July 31, 2024 by Victor M. Alvarez3 minutes
One of the design goals for YARA-X was to create a parser that could be reused in various tools like code formatters, linters, automatic rule generators. In YARA, the parser is so tightly coupled with the code generator that it cannot be repurposed. This forced developers to write their own parser for YARA rules, leading to many unofficial parsers that often fell behind the official version.
From the outset, YARA-X aimed to address this by providing a reusable parser that produced both an Abstract Syntax Tree (AST), and a Concrete Syntax Tree (CST), also known as a lossless syntax tree. The CST retains all source code details, like comments, newlines, and spacing, which are crucial for tools like code formatters. This parser was initially based in the excellent Pest library.
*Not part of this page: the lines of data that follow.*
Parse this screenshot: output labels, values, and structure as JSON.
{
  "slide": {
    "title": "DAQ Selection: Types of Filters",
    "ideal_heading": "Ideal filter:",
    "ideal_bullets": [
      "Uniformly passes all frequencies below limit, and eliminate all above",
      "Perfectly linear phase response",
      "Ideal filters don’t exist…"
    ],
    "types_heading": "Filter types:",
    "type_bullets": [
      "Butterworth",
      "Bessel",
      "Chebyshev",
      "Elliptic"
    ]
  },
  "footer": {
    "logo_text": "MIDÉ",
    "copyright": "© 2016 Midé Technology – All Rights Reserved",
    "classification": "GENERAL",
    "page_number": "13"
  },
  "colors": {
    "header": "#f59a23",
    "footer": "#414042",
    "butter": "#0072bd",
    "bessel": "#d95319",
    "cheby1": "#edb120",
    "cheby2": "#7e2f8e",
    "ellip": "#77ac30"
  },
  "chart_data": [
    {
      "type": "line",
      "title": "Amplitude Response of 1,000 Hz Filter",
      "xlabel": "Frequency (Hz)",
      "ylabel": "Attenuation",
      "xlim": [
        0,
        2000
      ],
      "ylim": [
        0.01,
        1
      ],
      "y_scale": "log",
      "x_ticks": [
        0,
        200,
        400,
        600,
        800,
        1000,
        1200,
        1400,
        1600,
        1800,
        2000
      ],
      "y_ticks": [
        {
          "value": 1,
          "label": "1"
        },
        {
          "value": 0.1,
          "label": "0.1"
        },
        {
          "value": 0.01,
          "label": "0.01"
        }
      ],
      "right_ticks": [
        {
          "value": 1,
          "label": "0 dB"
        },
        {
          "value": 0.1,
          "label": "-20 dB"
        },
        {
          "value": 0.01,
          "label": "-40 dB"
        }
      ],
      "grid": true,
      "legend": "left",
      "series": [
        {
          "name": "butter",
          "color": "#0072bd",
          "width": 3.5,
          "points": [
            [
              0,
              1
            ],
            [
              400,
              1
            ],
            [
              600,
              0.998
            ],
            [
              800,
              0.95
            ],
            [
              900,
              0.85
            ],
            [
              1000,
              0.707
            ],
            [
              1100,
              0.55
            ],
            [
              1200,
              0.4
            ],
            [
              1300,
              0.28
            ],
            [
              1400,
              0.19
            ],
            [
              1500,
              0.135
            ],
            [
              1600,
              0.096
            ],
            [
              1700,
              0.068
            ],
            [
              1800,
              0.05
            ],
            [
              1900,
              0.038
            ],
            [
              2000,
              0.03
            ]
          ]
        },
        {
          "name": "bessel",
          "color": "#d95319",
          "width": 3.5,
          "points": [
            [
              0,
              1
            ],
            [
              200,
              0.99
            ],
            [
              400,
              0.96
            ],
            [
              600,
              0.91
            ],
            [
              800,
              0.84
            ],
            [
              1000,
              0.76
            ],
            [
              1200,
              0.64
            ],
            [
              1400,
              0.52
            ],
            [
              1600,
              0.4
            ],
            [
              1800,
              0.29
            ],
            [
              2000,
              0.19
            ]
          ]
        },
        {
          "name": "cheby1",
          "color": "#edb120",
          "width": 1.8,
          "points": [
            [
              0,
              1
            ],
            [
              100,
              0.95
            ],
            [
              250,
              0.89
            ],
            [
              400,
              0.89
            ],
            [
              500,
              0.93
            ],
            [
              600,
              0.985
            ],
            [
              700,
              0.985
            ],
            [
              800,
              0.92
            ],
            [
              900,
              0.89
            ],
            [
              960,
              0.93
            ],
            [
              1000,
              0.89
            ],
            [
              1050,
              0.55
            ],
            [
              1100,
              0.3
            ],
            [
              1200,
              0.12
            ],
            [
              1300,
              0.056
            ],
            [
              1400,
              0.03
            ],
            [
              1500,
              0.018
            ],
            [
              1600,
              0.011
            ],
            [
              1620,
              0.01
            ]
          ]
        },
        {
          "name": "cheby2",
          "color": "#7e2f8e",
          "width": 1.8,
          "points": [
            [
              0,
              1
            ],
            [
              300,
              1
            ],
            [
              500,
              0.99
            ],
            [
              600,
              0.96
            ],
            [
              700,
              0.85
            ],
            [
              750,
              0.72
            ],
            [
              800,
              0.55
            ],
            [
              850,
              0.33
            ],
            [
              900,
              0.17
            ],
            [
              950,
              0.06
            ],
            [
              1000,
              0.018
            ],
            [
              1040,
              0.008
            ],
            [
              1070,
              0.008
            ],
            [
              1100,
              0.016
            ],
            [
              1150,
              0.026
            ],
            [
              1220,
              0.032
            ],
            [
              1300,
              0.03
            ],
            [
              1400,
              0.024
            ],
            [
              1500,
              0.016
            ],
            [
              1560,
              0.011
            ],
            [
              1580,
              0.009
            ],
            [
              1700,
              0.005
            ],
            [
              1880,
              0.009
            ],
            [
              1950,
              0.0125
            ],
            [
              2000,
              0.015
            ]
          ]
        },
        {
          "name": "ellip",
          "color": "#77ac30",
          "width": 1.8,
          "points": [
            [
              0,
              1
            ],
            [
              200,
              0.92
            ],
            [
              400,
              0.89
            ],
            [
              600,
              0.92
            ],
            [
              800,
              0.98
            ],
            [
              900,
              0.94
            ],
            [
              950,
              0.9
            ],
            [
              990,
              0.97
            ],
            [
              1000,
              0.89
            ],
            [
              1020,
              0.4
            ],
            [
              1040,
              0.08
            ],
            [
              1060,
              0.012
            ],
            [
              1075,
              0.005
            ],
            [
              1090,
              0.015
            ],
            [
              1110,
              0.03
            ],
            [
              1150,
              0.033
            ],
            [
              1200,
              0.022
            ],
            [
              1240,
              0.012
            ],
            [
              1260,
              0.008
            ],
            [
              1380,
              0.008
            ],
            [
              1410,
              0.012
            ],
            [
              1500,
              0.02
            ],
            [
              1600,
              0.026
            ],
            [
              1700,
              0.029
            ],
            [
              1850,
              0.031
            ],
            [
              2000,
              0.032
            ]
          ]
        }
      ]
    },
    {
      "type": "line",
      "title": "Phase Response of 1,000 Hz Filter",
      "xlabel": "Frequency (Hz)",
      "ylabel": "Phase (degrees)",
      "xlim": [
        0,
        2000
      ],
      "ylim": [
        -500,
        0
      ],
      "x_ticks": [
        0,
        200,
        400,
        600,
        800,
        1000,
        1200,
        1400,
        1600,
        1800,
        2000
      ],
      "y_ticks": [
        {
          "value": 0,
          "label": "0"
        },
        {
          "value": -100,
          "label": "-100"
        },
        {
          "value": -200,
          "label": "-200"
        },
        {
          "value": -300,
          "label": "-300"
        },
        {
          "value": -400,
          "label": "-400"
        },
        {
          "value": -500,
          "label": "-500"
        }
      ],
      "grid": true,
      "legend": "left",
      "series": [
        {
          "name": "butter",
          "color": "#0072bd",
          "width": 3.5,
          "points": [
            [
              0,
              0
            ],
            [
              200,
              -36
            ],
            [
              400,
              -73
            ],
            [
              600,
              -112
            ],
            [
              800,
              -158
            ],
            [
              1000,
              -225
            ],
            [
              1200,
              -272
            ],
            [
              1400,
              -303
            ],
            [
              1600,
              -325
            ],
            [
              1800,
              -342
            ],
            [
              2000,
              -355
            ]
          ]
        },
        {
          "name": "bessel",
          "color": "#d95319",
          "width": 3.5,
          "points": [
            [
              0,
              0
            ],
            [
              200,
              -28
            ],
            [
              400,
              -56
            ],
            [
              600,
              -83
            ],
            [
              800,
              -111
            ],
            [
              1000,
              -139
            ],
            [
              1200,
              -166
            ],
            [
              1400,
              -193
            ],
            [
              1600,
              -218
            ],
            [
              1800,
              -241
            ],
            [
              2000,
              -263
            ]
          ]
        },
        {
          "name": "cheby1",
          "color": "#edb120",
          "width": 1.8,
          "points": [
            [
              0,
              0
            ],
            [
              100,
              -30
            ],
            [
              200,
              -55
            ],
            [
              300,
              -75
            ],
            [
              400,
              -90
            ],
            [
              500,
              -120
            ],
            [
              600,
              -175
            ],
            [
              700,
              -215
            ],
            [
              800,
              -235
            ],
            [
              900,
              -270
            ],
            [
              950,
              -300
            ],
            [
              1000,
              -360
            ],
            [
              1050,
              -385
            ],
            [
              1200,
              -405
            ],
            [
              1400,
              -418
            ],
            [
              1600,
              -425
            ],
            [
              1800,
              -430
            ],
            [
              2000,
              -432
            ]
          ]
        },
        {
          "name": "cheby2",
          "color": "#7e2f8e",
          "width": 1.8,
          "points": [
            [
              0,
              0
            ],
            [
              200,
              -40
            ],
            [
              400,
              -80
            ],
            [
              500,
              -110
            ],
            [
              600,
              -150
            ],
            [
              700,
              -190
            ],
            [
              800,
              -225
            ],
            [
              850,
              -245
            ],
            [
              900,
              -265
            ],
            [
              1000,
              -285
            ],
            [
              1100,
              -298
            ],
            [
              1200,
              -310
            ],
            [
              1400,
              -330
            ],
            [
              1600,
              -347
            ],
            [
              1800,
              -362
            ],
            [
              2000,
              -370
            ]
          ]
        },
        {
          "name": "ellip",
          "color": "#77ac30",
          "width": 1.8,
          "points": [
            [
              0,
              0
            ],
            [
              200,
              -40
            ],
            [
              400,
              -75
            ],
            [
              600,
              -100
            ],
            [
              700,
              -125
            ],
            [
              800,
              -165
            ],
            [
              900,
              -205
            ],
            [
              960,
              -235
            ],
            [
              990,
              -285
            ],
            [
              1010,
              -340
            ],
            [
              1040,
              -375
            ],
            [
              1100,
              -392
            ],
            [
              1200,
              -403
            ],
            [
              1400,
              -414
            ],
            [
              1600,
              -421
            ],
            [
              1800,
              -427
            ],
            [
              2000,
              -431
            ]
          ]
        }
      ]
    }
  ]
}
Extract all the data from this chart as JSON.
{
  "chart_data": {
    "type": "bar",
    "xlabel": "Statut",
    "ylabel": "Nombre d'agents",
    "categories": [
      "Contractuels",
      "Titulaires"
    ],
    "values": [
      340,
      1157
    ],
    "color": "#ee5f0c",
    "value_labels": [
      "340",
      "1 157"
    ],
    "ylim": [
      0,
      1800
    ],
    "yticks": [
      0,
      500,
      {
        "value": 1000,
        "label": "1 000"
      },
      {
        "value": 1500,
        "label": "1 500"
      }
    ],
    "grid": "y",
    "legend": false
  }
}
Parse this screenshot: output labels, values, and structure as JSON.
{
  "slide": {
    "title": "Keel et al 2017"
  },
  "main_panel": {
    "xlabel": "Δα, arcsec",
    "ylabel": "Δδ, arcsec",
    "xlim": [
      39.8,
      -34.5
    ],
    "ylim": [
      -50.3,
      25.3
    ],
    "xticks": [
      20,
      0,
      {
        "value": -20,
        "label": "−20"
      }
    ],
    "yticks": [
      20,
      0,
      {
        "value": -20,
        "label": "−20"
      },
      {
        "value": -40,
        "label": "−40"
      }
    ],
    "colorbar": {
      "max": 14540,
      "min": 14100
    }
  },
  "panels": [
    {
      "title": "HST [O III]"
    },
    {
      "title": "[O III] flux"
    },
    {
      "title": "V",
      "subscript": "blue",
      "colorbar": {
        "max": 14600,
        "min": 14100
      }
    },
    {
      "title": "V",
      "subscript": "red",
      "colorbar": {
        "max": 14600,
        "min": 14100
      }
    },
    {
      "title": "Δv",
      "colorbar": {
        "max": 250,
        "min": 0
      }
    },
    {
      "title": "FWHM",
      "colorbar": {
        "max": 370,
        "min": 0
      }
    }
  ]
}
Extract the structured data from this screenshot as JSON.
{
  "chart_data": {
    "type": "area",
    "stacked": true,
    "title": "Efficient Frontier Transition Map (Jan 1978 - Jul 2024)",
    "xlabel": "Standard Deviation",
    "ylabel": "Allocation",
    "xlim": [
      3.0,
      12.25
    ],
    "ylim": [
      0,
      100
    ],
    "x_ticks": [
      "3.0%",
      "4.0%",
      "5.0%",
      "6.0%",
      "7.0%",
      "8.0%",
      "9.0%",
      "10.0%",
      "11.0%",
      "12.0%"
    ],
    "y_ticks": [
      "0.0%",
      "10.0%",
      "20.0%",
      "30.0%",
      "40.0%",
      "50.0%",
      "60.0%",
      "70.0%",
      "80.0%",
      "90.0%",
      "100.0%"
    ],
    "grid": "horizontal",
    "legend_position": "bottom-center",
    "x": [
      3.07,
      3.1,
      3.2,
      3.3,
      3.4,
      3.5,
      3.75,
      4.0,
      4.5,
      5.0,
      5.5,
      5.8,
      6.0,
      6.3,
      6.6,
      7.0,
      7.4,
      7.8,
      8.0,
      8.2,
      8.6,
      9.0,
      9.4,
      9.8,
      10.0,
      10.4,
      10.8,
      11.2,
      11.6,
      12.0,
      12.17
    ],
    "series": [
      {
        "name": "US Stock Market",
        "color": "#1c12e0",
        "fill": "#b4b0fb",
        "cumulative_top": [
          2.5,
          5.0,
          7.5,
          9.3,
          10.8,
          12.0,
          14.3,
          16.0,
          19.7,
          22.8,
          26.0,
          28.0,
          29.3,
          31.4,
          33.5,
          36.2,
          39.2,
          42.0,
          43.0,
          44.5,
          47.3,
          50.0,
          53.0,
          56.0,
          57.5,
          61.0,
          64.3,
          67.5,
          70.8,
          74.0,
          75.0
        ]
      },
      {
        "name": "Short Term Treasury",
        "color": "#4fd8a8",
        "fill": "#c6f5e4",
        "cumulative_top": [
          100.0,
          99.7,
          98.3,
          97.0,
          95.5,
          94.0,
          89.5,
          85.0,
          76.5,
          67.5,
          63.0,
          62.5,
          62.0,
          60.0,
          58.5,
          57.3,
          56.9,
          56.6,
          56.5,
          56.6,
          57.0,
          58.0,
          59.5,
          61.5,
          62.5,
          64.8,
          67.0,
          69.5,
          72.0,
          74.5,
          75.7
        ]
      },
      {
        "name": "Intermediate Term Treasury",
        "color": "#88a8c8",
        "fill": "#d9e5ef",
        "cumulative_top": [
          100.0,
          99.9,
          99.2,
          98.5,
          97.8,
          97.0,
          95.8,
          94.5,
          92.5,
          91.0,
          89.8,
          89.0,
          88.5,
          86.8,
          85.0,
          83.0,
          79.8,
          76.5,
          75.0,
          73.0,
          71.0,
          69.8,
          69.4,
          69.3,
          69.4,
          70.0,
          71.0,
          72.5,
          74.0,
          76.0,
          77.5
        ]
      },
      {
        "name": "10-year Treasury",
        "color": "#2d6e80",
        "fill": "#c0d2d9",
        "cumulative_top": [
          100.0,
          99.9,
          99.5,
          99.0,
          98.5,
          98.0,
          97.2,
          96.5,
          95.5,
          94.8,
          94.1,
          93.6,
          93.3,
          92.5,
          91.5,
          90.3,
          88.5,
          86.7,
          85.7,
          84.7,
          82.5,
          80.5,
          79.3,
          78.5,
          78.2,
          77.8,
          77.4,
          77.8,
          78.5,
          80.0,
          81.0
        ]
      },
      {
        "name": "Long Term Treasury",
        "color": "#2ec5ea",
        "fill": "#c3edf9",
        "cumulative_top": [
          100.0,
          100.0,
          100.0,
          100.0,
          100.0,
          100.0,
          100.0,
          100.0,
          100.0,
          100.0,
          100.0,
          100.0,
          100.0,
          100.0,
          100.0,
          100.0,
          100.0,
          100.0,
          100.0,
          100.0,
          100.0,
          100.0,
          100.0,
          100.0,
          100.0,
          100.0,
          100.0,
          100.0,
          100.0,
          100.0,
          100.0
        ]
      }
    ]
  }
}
However, starting with version 0.6.0, we decided to replace Pest with our own custom-made parser. The reasons are twofold: first, the Pest parser is not error-tolerant and aborts parsing at the first syntax error; second, the produced CST is not modifiable, making it impractical for use cases like automated code refactoring.
This issue was highlighted by Tomáš Ďuriš and Marek Milkovič from Gen Digital. At Gen Digital they are heavy users of YARA and were excited about the YARA-X project. They contacted me early on, offering their help and many interesting ideas. One of areas in which they wanted to contribute was in creating a Language Server for Visual Studio Code.
A Visual Studio Code Language Server implements the Language Server Protocol (LSP), which allows for features such as code completion, error checking, navigation, and refactoring. It enhances the coding experience by providing real-time feedback and intelligent code editing features. However, while the Pest-based parser was an improvement over the legacy YARA parser, it was still insufficient for implementing an LSP.
With the help of Tomáš Ďuriš, who conducted the initial research and prototyping, I embarked on a major refactoring effort. This resulted in the complete removal of the Pest-based parser and the creation of a new parser that addresses all the previously mentioned shortcomings.
The new parser is error-resilient, and in the future it will be capable of producing a modifiable CST. Additionally, it is faster for certain rules that were pathologically bad cases for the Pest-based parser. For instance, this seemingly simple YARA rule fails to compile with YARA-X 0.5.0 but works perfectly with version 0.6.0.
With these changes, the groundwork has been laid for developing more advanced and powerful tools that can leverage the improved parsing capabilities.